On February 4, 2020, the court issued a mixed opinion. First, the court denied the defendants’ motion to dismiss the direct infringement claim against Mr. Lifrak because it was unclear whether retweeting creates a copy of the content on the user’s computer. The court explained that defendants may be liable for direct infringement if their conduct creates a new electronic copy of copyrighted material—but are not liable if they simply link to the original copy. Based on Dr. Bell’s original complaint, which stated that a copy of the retweet existed on servers controlled by the defendant, the court could not find that the defendants had definitively not created an additional copy.

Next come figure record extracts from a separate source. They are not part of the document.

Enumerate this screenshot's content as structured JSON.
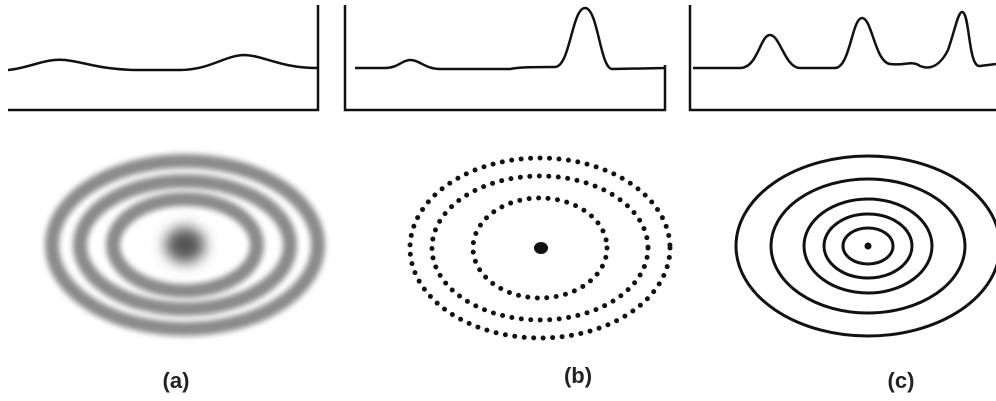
{
  "panels": [
    {
      "label": "(a)"
    },
    {
      "label": "(b)"
    },
    {
      "label": "(c)"
    }
  ]
}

However, the court granted the defendants’ motion to dismiss the contributary copyright infringement claim. The court found that Dr. Bell did not allege any plausible facts that suggested that the Cubs had actual knowledge of the allegedly infringing activity. Rather, the retweet itself did not attribute the quote to Dr. Bell; the Cubs could thus not have known that it infringed Dr. Bell’s copyright. And Dr. Bell did not give either defendant notice of the allegedly infringing conduct prior to filing suit.

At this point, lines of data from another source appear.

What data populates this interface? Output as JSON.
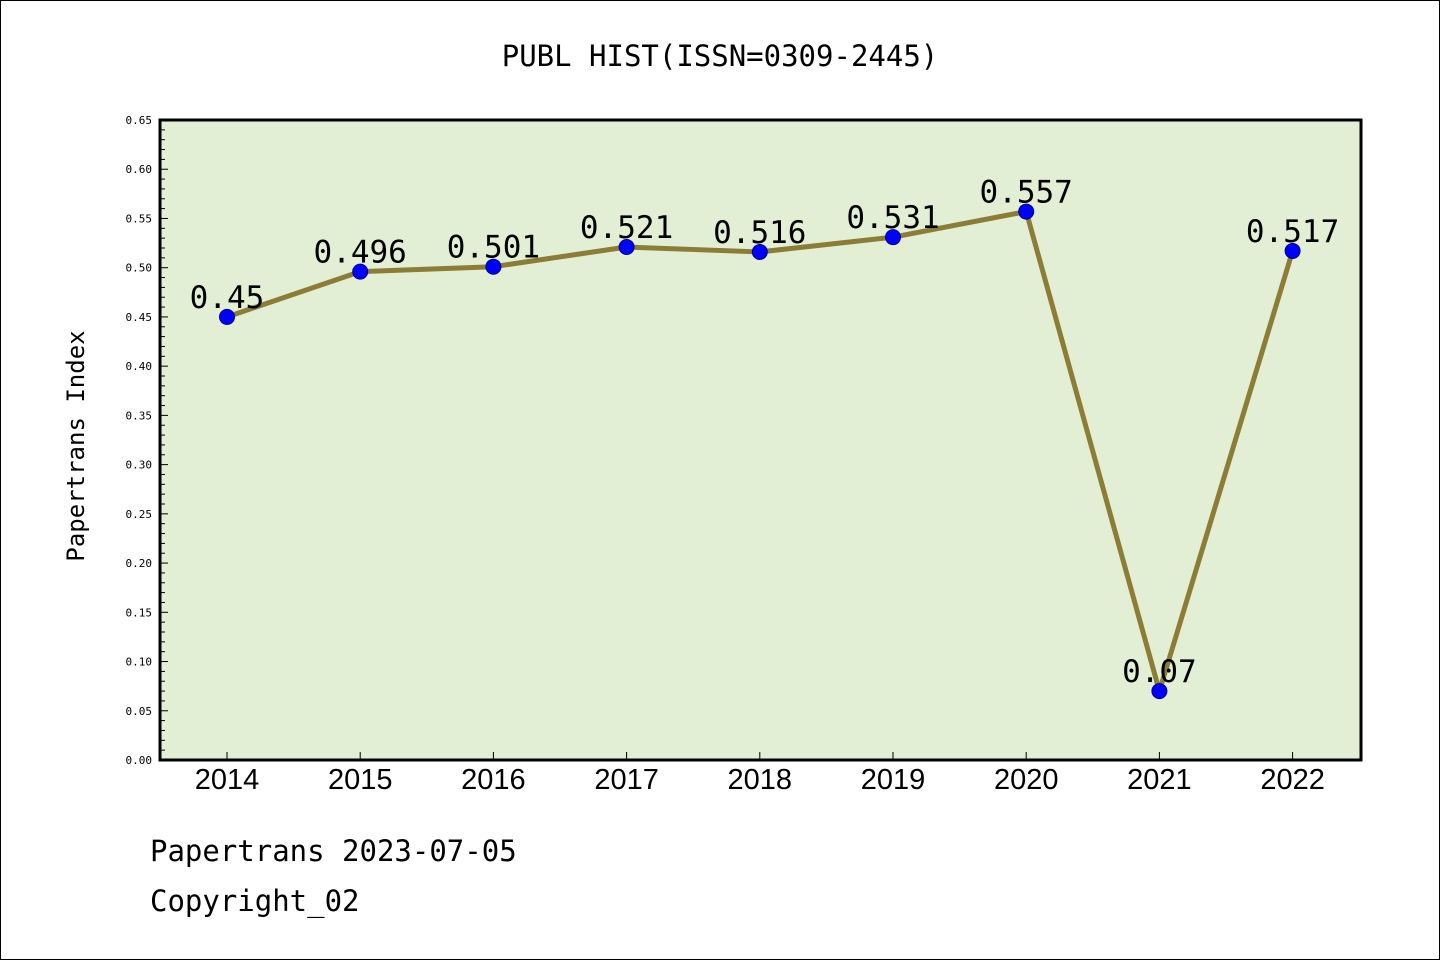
{
  "chart_data": {
    "type": "line",
    "title": "PUBL HIST(ISSN=0309-2445)",
    "ylabel": "Papertrans Index",
    "xlabel": "",
    "categories": [
      "2014",
      "2015",
      "2016",
      "2017",
      "2018",
      "2019",
      "2020",
      "2021",
      "2022"
    ],
    "values": [
      0.45,
      0.496,
      0.501,
      0.521,
      0.516,
      0.531,
      0.557,
      0.07,
      0.517
    ],
    "data_labels": [
      "0.45",
      "0.496",
      "0.501",
      "0.521",
      "0.516",
      "0.531",
      "0.557",
      "0.07",
      "0.517"
    ],
    "ylim": [
      0,
      0.65
    ],
    "yticks": [
      "0.00",
      "0.05",
      "0.10",
      "0.15",
      "0.20",
      "0.25",
      "0.30",
      "0.35",
      "0.40",
      "0.45",
      "0.50",
      "0.55",
      "0.60",
      "0.65"
    ],
    "grid": false,
    "colors": {
      "plot_background": "#e2efd4",
      "line": "#8b7d35",
      "marker": "#0000ff"
    }
  },
  "footer": {
    "line1": "Papertrans 2023-07-05",
    "line2": "Copyright_02"
  }
}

Dr. Bell was more successful in his claim for vicarious liability against the Cubs. That claim required Dr. Bell to prove two elements: first, that the Cubs had the right and ability to supervise the infringing conduct; and second, that the Cubs had a direct financial interest in that conduct. The court found that the complaint, which alleged that the Cubs had the right to police Mr. Lifrak’s personal social media presence, had sufficiently pled the supervision element. The complaint further alleged that the Cubs had a direct financial interest in Mr. Lifrak’s tweets because his social media presence increased the exposure of the Cubs. The court found these allegations minimally sufficient and thus denied the motion to dismiss.

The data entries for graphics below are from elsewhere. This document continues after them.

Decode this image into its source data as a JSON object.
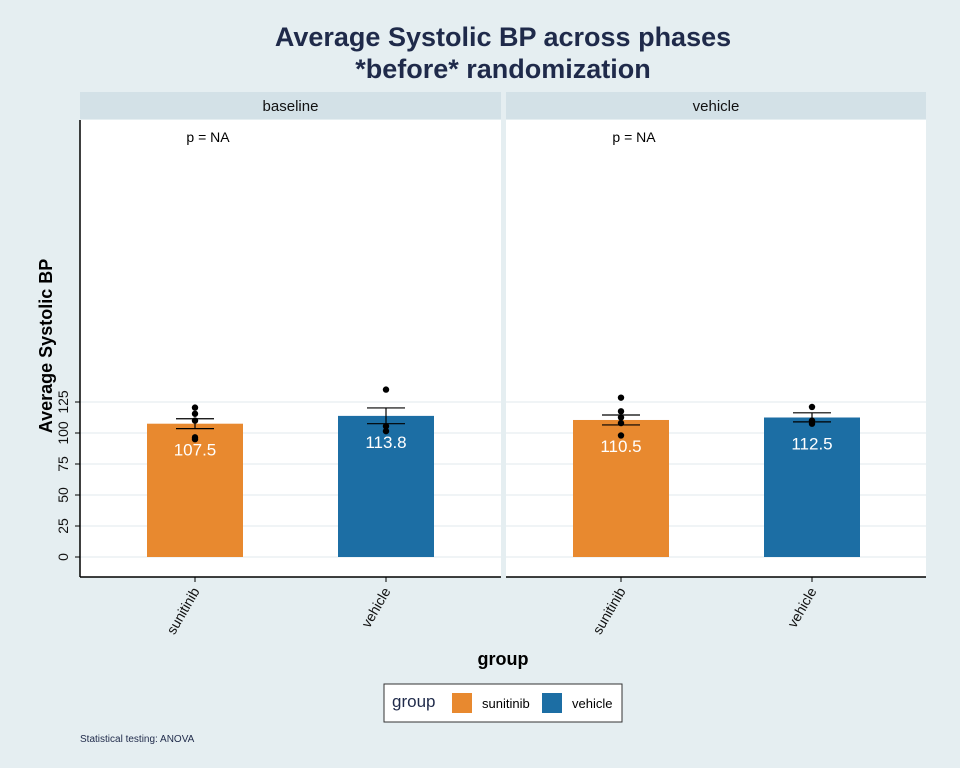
{
  "chart_data": {
    "type": "bar",
    "title_line1": "Average Systolic BP across phases",
    "title_line2": "*before* randomization",
    "xlabel": "group",
    "ylabel": "Average Systolic BP",
    "ylim": [
      0,
      140
    ],
    "yticks": [
      0,
      25,
      50,
      75,
      100,
      125
    ],
    "grid": true,
    "categories": [
      "sunitinib",
      "vehicle"
    ],
    "facets": [
      {
        "name": "baseline",
        "p_label": "p = NA",
        "bars": [
          {
            "group": "sunitinib",
            "value": 107.5,
            "label": "107.5",
            "se_low": 103.5,
            "se_high": 111.5,
            "points": [
              120.5,
              115.5,
              110,
              96.5,
              95
            ]
          },
          {
            "group": "vehicle",
            "value": 113.8,
            "label": "113.8",
            "se_low": 107.5,
            "se_high": 120.2,
            "points": [
              135,
              105.5,
              101.5
            ]
          }
        ]
      },
      {
        "name": "vehicle",
        "p_label": "p = NA",
        "bars": [
          {
            "group": "sunitinib",
            "value": 110.5,
            "label": "110.5",
            "se_low": 106.5,
            "se_high": 114.5,
            "points": [
              128.5,
              117.5,
              112.5,
              108,
              98
            ]
          },
          {
            "group": "vehicle",
            "value": 112.5,
            "label": "112.5",
            "se_low": 109,
            "se_high": 116.3,
            "points": [
              121,
              110,
              107.5
            ]
          }
        ]
      }
    ],
    "legend": {
      "title": "group",
      "position": "bottom",
      "items": [
        {
          "name": "sunitinib",
          "color": "#e8892f"
        },
        {
          "name": "vehicle",
          "color": "#1c6ea4"
        }
      ]
    },
    "caption": "Statistical testing: ANOVA"
  }
}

Although the court allowed most of Dr. Bell’s suit to continue, it expressed skepticism about his claims. The court warned, for example, that the complaint’s assertion that a copy of the retweet remained on servers controlled by the defendants may turn out to be factually inaccurate. The court also questioned whether the plaintiff would be able “to marshal any actual evidence” that the individual retweet resulted in direct financial gain to the Cubs. And even if that assertion is factually true and the plaintiff gathers evidence showing direct financial gain, the court noted that it may be difficult for Dr. Bell to “ever be able to establish knowledge or willfulness,” which would be required to support a claim for more than the $200 minimum statutory damages under 17 U.S.C. § 504(c)(2).
The decision is Bell v. Chi. Cubs Baseball Club, LLC, No. 19-cv-2386, 2020 U.S. Dist. LEXIS 17527 (N.D. Ill. Feb. 4, 2020).